De fait, outre qu’il doit être référé uniquement à l’arrêté de non-opposition qui contrairement au portail, ne précise pas une distance d’implantation, il doit être compris que la mention « en bordure voie publique » s’entend non pas de l’assiette de la construction sur la ligne séparative, mais est destinée à localiser cette clôture par rapport à celle prévue côté de la servitude de passage conventionnelle comme figuée sur le plan de masse annexé à cette déclaration préalable.
Le jugement querellé est donc confirmé en ce qu’il a débouté la commune de [Adresse 6] de ses demandes relatives à l’implantation de cette clôture.
S’agissant du dispositif des eaux usées,
L’arrêté de non-opposition prévoyait que les eaux pluviales devaient être résorbées et infiltrées sur la propriété et ne devaient en aucun cas s’écouler sur la RD 827.
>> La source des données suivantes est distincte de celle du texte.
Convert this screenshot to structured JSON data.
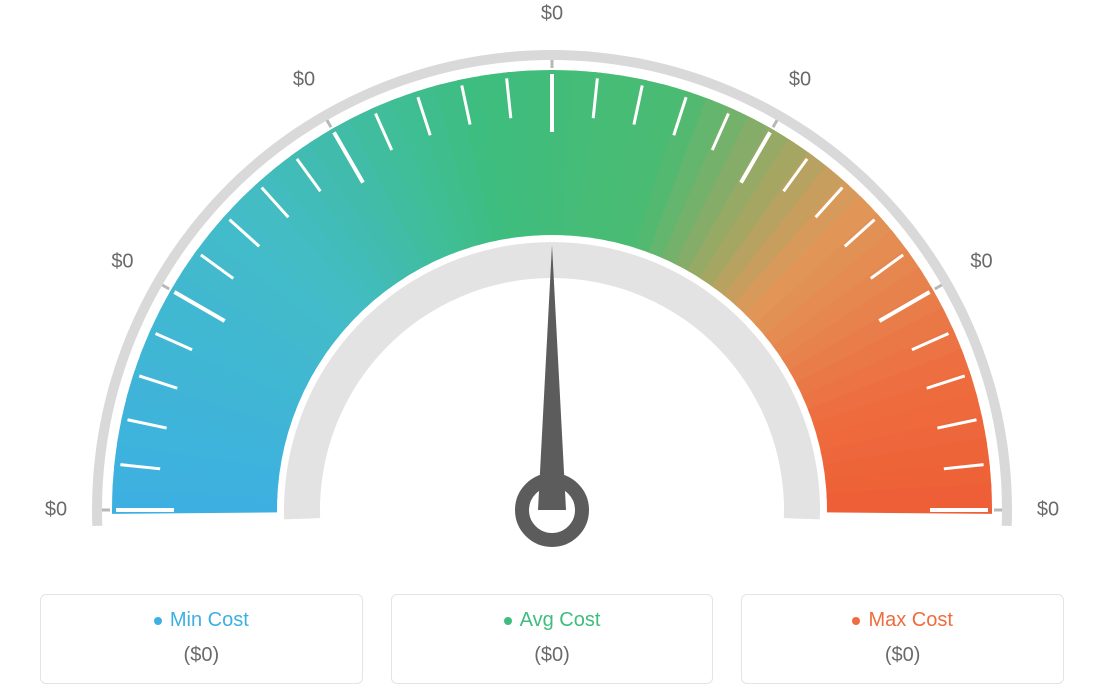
{
  "gauge": {
    "type": "gauge",
    "angle_start_deg": 180,
    "angle_end_deg": 0,
    "needle_angle_deg": 90,
    "tick_label_color": "#6a6a6a",
    "tick_label_fontsize": 20,
    "outer_ring_color": "#d9d9d9",
    "inner_ring_color": "#e3e3e3",
    "needle_fill": "#5c5c5c",
    "background_color": "#ffffff",
    "gradient_stops": [
      {
        "pct": 0,
        "color": "#3db0e2"
      },
      {
        "pct": 25,
        "color": "#43bcc7"
      },
      {
        "pct": 45,
        "color": "#3ebd7e"
      },
      {
        "pct": 60,
        "color": "#4bbb72"
      },
      {
        "pct": 75,
        "color": "#e0985a"
      },
      {
        "pct": 90,
        "color": "#ee6c3e"
      },
      {
        "pct": 100,
        "color": "#ee5e36"
      }
    ],
    "major_ticks": [
      {
        "angle_deg": 180,
        "label": "$0"
      },
      {
        "angle_deg": 150,
        "label": "$0"
      },
      {
        "angle_deg": 120,
        "label": "$0"
      },
      {
        "angle_deg": 90,
        "label": "$0"
      },
      {
        "angle_deg": 60,
        "label": "$0"
      },
      {
        "angle_deg": 30,
        "label": "$0"
      },
      {
        "angle_deg": 0,
        "label": "$0"
      }
    ],
    "major_tick_color": "#b8b8b8",
    "minor_tick_color": "#ffffff",
    "minor_ticks_per_segment": 4
  },
  "legend": {
    "card_border_color": "#e4e4e4",
    "card_background": "#ffffff",
    "value_color": "#6a6a6a",
    "items": [
      {
        "dot_color": "#3db0e2",
        "label": "Min Cost",
        "label_color": "#3db0e2",
        "value": "($0)"
      },
      {
        "dot_color": "#3ebd7e",
        "label": "Avg Cost",
        "label_color": "#3ebd7e",
        "value": "($0)"
      },
      {
        "dot_color": "#ee6c3e",
        "label": "Max Cost",
        "label_color": "#ee6c3e",
        "value": "($0)"
      }
    ]
  }
}
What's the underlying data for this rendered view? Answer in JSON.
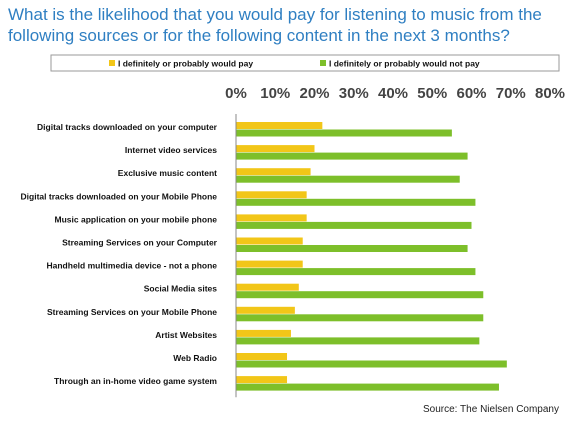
{
  "title": "What is the likelihood that you would pay for listening to music from the following sources or for the following content in the next 3 months?",
  "source": "Source: The Nielsen Company",
  "colors": {
    "would_pay": "#f2c618",
    "would_not_pay": "#7dbf2a"
  },
  "chart_data": {
    "type": "bar",
    "orientation": "horizontal",
    "legend_position": "top",
    "grid": false,
    "xlim": [
      0,
      80
    ],
    "x_ticks": [
      "0%",
      "10%",
      "20%",
      "30%",
      "40%",
      "50%",
      "60%",
      "70%",
      "80%"
    ],
    "categories": [
      "Digital tracks downloaded on your computer",
      "Internet video services",
      "Exclusive music content",
      "Digital tracks downloaded on your Mobile Phone",
      "Music application on your mobile phone",
      "Streaming Services on your Computer",
      "Handheld multimedia device - not a phone",
      "Social Media sites",
      "Streaming Services on your Mobile Phone",
      "Artist Websites",
      "Web Radio",
      "Through an in-home video game system"
    ],
    "series": [
      {
        "name": "I definitely or probably would pay",
        "values": [
          22,
          20,
          19,
          18,
          18,
          17,
          17,
          16,
          15,
          14,
          13,
          13
        ]
      },
      {
        "name": "I definitely or probably would not pay",
        "values": [
          55,
          59,
          57,
          61,
          60,
          59,
          61,
          63,
          63,
          62,
          69,
          67
        ]
      }
    ]
  }
}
Or, il est justifié par les intimés par une facture datée du 19 novembre 2023 qu’ils ont confié à une société de terrassement l’aménagement d’une noue drainante de 15 m³ .
Par ailleurs, le premier juge a relevé dans sa décision que les dernières écritures des parties étaient concordantes quant au fait qu’une noue paysagère d’environ 15m3 avait été mise en place pour assurer la rétention d’eaux pluviales sur la propriété [W]/ [X].
La circonstance que la facture soit postérieure à ce jugement ne préjuge pas de la date antérieure de réalisation des travaux concernés.
En tout état de cause, la prescription de l’arrêté de non-opposition est respectée sur ce point et le jugement déféré est donc confirmé sur le rejet des prétentions de la commune de [Localité 7] afférentes à ce dispositif de rétention d’eaux pluviales.
Sur les mesures accessoires
Les parties succombant partiellement dans leurs prétentions respectives, il doit être jugé qu’elles conserveront la charge de leurs dépens et frais irrépétibles personnels de première instance et d’appel.
Les mesures accessoires de première instance sont donc infirmées.
PAR CES MOTIFS
La cour, statuant publiquement, par arrêt contradictoire,
Confirme le jugement déféré sauf en ses dispositions relatives à l’implantation du portail et aux mesures accessoires,
Statuant à nouveau sur ces points et ajoutant,
Condamne M. [I] [W] et Mme [K] [X] à mettre en conformité, avec l’arrêté de non-opposition n° DP 2627520M0031 du 16 octobre 2020, l’implantation de leur portail dans un délai de 6 mois à compter de la signification du présent arrêt, à peine d’astreinte provisoire de 100€ par jour de retard à l’issue de ce délai, l’astreinte courant alors pendant une durée de 3 mois,
Dit que chacune des parties conserve la charge de ses dépens et frais irrépétibles personnels exposés en première instance et en appel.
Prononcé par mise à disposition de l’arrêt au greffe de la cour, les parties en ayant été préalablement avisées dans les conditions prévues au deuxième alinéa de l’article 450 du code de la procédure civile,
Signé par madame Clerc, président, et par madame Burel, greffier auquel la minute de la décision a été remise par le magistrat signataire.